Authors: C. Wang∗, J. Choi∗, L.F. Urbano, P. Masson‡, M. VerMilyea §, M. Kam.∗ ∗New Jersey Institute of Technology, Newark ; ‡Penn Fertility Care, Philadelphia; §Ovation Fertility, Austin.
Summary abstract: Human sperm motility analysis is a key method in assessing male fertility. It was suggested that the performance of automatic sperm motility analysis systems can be enhanced by adopting multi-target tracking algorithms developed originally for radar technology. We reviewed and appraised several target tracking algorithms operating on synthetic and actual sperm images, and compared their performance. Simulations and observations of images of real sperm cells suggest that the joint probability data association filter with track-coalescence-avoiding (JPDA*) outperforms other evaluated algorithms. This is also the result obtained on images of swimming tadpoles. Results demonstrated that the JPDA* outperforms the NN, the PDA and the JPDA algorithms in these applications.

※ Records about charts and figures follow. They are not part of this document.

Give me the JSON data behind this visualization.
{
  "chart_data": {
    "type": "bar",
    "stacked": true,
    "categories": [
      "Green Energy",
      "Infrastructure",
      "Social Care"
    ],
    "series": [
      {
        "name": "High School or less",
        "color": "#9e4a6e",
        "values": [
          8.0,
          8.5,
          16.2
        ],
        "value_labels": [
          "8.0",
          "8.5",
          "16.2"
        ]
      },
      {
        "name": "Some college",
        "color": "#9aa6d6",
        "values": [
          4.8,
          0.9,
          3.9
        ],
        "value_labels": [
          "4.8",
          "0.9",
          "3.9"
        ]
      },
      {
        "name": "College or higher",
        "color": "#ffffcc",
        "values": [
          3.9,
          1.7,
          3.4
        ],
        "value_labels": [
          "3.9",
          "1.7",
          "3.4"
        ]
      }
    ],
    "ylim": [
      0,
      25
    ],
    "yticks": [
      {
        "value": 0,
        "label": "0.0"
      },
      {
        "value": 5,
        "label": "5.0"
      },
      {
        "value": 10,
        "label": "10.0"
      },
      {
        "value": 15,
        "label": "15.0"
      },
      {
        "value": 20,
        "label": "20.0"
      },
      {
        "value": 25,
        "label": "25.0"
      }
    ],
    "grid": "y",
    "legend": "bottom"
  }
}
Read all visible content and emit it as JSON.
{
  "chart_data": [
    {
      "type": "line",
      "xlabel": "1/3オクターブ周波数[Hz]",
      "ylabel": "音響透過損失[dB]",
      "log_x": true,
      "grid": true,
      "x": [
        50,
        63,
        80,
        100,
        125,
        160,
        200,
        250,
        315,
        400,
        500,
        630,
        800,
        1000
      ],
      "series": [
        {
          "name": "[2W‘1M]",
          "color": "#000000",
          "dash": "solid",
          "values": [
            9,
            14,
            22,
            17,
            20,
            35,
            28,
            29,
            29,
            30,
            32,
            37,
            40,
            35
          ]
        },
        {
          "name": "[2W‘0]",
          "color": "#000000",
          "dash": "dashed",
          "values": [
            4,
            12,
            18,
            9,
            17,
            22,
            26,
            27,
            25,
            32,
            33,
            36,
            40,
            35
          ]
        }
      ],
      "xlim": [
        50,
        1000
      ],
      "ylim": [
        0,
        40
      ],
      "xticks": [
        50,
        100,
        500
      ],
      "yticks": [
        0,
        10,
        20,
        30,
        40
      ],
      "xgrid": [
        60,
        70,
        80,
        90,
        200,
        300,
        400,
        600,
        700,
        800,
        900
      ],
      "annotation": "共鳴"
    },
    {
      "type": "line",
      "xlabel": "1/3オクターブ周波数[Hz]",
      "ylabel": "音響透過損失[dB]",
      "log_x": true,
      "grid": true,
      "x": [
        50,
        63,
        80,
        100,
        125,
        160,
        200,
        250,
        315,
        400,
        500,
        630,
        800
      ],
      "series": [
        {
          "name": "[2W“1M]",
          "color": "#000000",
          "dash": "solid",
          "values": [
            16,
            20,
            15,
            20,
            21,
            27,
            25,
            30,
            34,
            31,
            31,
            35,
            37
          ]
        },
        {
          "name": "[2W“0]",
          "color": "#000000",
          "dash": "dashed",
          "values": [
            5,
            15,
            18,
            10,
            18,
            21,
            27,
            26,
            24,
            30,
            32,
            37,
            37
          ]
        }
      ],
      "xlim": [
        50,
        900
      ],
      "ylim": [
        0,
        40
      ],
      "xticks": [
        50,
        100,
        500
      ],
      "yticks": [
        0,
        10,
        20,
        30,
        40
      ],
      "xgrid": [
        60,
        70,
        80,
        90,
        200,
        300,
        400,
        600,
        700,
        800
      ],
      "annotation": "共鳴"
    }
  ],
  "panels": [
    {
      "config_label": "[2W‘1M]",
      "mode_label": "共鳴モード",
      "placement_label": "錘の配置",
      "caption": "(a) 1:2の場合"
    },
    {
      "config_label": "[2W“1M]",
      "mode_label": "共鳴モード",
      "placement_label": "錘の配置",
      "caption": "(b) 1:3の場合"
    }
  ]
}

What is known already: Measures of sperm motility have been used for decades to evaluate male fertility in clinical andrology. Several techniques are being used for estimation of sperm motility. The most common method uses microscopes or cameras operated by technicians who count sperm cells and assess their characteristics using manual measurements. In this process, sperm motion quality is appraised visually according to standard protocols. Another class of widely used tools is computer-assisted sperm analysis (CASA) systems. CASA systems have the potential to provide fast, automatic and more objective sperm analysis than analysis relying on human operation and have been the subject of several studies. Some authors have opined that some commercial CASA machines are deficient in their ability to dispose track coalescences, which diminish their ability to perform sperm trajectory reconstruction. If the wrong track reconstruction data are used in the analysis, values of key kinematic parameters may not be calculated correctly.
Participants/materials, setting and methods: For this study, we created video simulations of human sperm motion and used them to compare four algorithms applied to automatic sperm analysis. The mean optimal sub-pattern assignment (OSPA) distance was used as performance criterion. Four multi-target tracking algorithms were compared: the nearest-neighborhood (NN), probabilistic data association (PDA), joint probabilistic data association (JPDA) and joint probabilistic data association with track-coalescence-avoiding (JPDA*). Performance of different algorithms was also compared using images of real human sperms and swimming tadpoles video clips.
Main results: The JPDA* algorithm met or exceeded the performance of the NN, the PDA and the JPDA algorithms in all studied scenarios.
Wider implications of the findings: Radar tracking algorithms such as the probabilistic data association (PDA) filter and the joint probabilistic data association (JPDA) filter have potential to assist in automatic sperm analysis systems.